The hate crimes bill was the first federal legislation that specifically recognized the civil rights of LGBT people. Fittingly, the parents of Matthew Shepard, Judy and Dennis Shepard, were present at the signing ceremony.

Upon the passage of the bill, Judy Shepard issued the following statement: “When Dennis and I started calling 10 years ago for federal action to prevent and properly prosecute hate crimes against gay, lesbian and transgendered Americans, we never imagined it would take this long.

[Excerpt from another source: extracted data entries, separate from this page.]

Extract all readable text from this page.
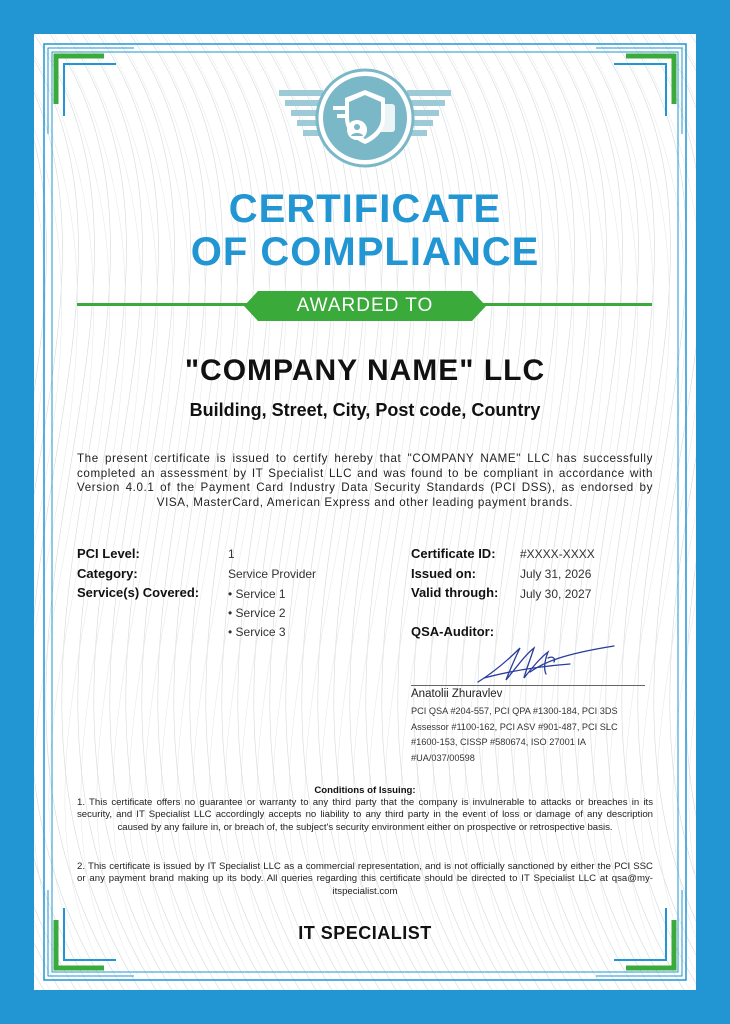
CERTIFICATE
OF COMPLIANCE
AWARDED TO
"COMPANY NAME" LLC
Building, Street, City, Post code, Country
The present certificate is issued to certify hereby that "COMPANY NAME" LLC has successfully completed an assessment by IT Specialist LLC and was found to be compliant in accordance with Version 4.0.1 of the Payment Card Industry Data Security Standards (PCI DSS), as endorsed by VISA, MasterCard, American Express and other leading payment brands.
PCI Level:	1
Category:	Service Provider
Service(s) Covered: • Service 1
• Service 2
• Service 3
Certificate ID: #XXXX-XXXX
Issued on:	July 31, 2026
Valid through: July 30, 2027
QSA-Auditor:
Anatolii Zhuravlev
PCI QSA #204-557, PCI QPA #1300-184, PCI 3DS
Assessor #1100-162, PCI ASV #901-487, PCI SLC
#1600-153, CISSP #580674, ISO 27001 IA
#UA/037/00598
Conditions of Issuing:
1. This certificate offers no guarantee or warranty to any third party that the company is invulnerable to attacks or breaches in its security, and IT Specialist LLC accordingly accepts no liability to any third party in the event of loss or damage of any description caused by any failure in, or breach of, the subject's security environment either on prospective or retrospective basis.
2. This certificate is issued by IT Specialist LLC as a commercial representation, and is not officially sanctioned by either the PCI SSC or any payment brand making up its body. All queries regarding this certificate should be directed to IT Specialist LLC at qsa@my-itspecialist.com
IT SPECIALIST
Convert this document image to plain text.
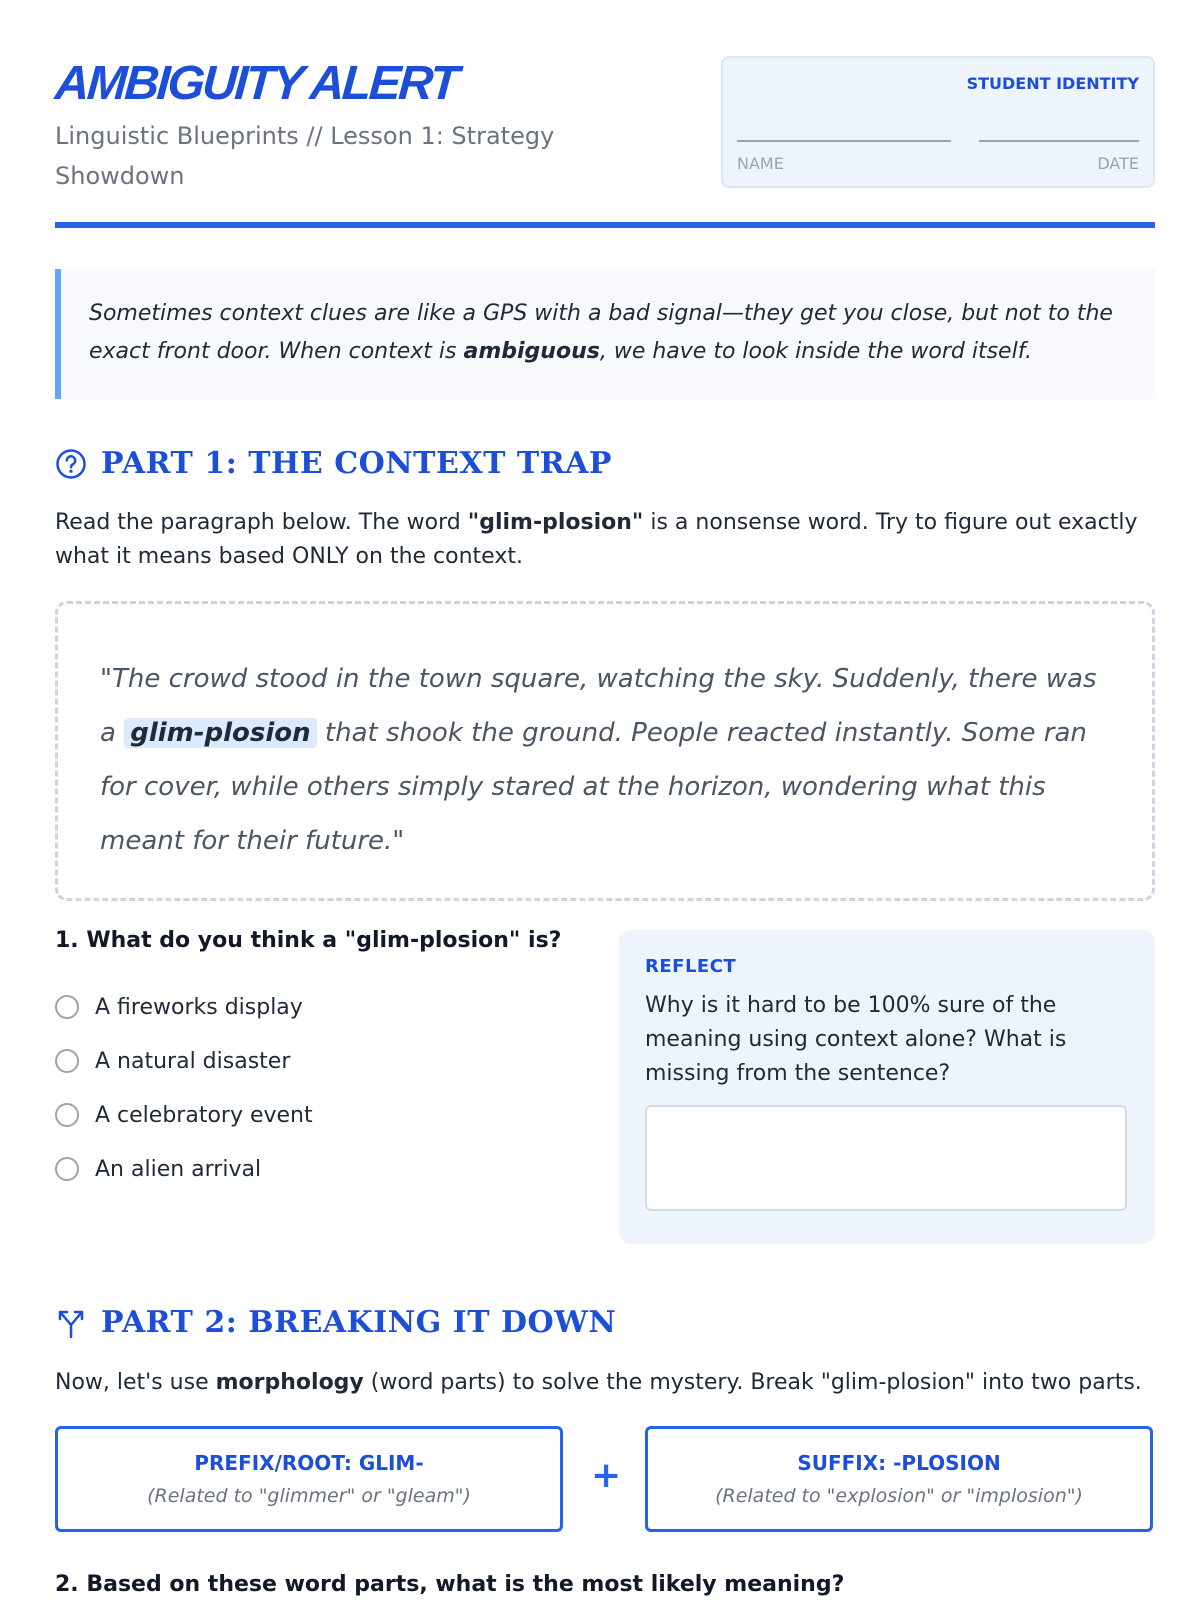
AMBIGUITY ALERT
Linguistic Blueprints // Lesson 1: Strategy Showdown
STUDENT IDENTITY
NAME	DATE
Sometimes context clues are like a GPS with a bad signal—they get you close, but not to the exact front door. When context is ambiguous, we have to look inside the word itself.
PART 1: THE CONTEXT TRAP
Read the paragraph below. The word "glim-plosion" is a nonsense word. Try to figure out exactly what it means based ONLY on the context.
"The crowd stood in the town square, watching the sky. Suddenly, there was a glim-plosion that shook the ground. People reacted instantly. Some ran for cover, while others simply stared at the horizon, wondering what this meant for their future."
1. What do you think a "glim-plosion" is?
A fireworks display
A natural disaster
A celebratory event
An alien arrival
REFLECT
Why is it hard to be 100% sure of the meaning using context alone? What is missing from the sentence?
PART 2: BREAKING IT DOWN
Now, let's use morphology (word parts) to solve the mystery. Break "glim-plosion" into two parts.
PREFIX/ROOT: GLIM-
(Related to "glimmer" or "gleam")	+	SUFFIX: -PLOSION
(Related to "explosion" or "implosion")
2. Based on these word parts, what is the most likely meaning?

The legislation went through so many versions and so many votes that we had to constantly keep our hopes in check to keep from getting discouraged. … We are incredibly grateful to Congress and the president for taking this step forward on behalf of hate crime victims and their families, especially given the continuing attacks on people simply for living their lives openly and honestly.”

Central to the success of the legislation was indeed the unstinting efforts of Shepard’s parents and the Matthew Shepard Foundation, which they established in 1999 “to honor Matthew in a manner that was appropriate to his dreams, beliefs and aspirations.” The Foundation “seeks to ‘Replace Hate with Understanding, Compassion & Acceptance’ through its varied educational, outreach and advocacy programs and by continuing to tell Matthew’s story.'”

This video from the Matthew Shepard Foundation tells Matthew’s story: 

In 2012, Lesléa Newman published October Mourning: A Song for Matthew Shepard. A slim but powerful volume of poems, “a historical novel in verse,” October Mourning explores with heartbreaking insight the meaning of a gentle young man’s unspeakable death at the hands of gaybashers.

In 2015, Michele Josue’s highly personal documentary, Matt Shepard Is a Friend of Mine, was issued to critical acclaim.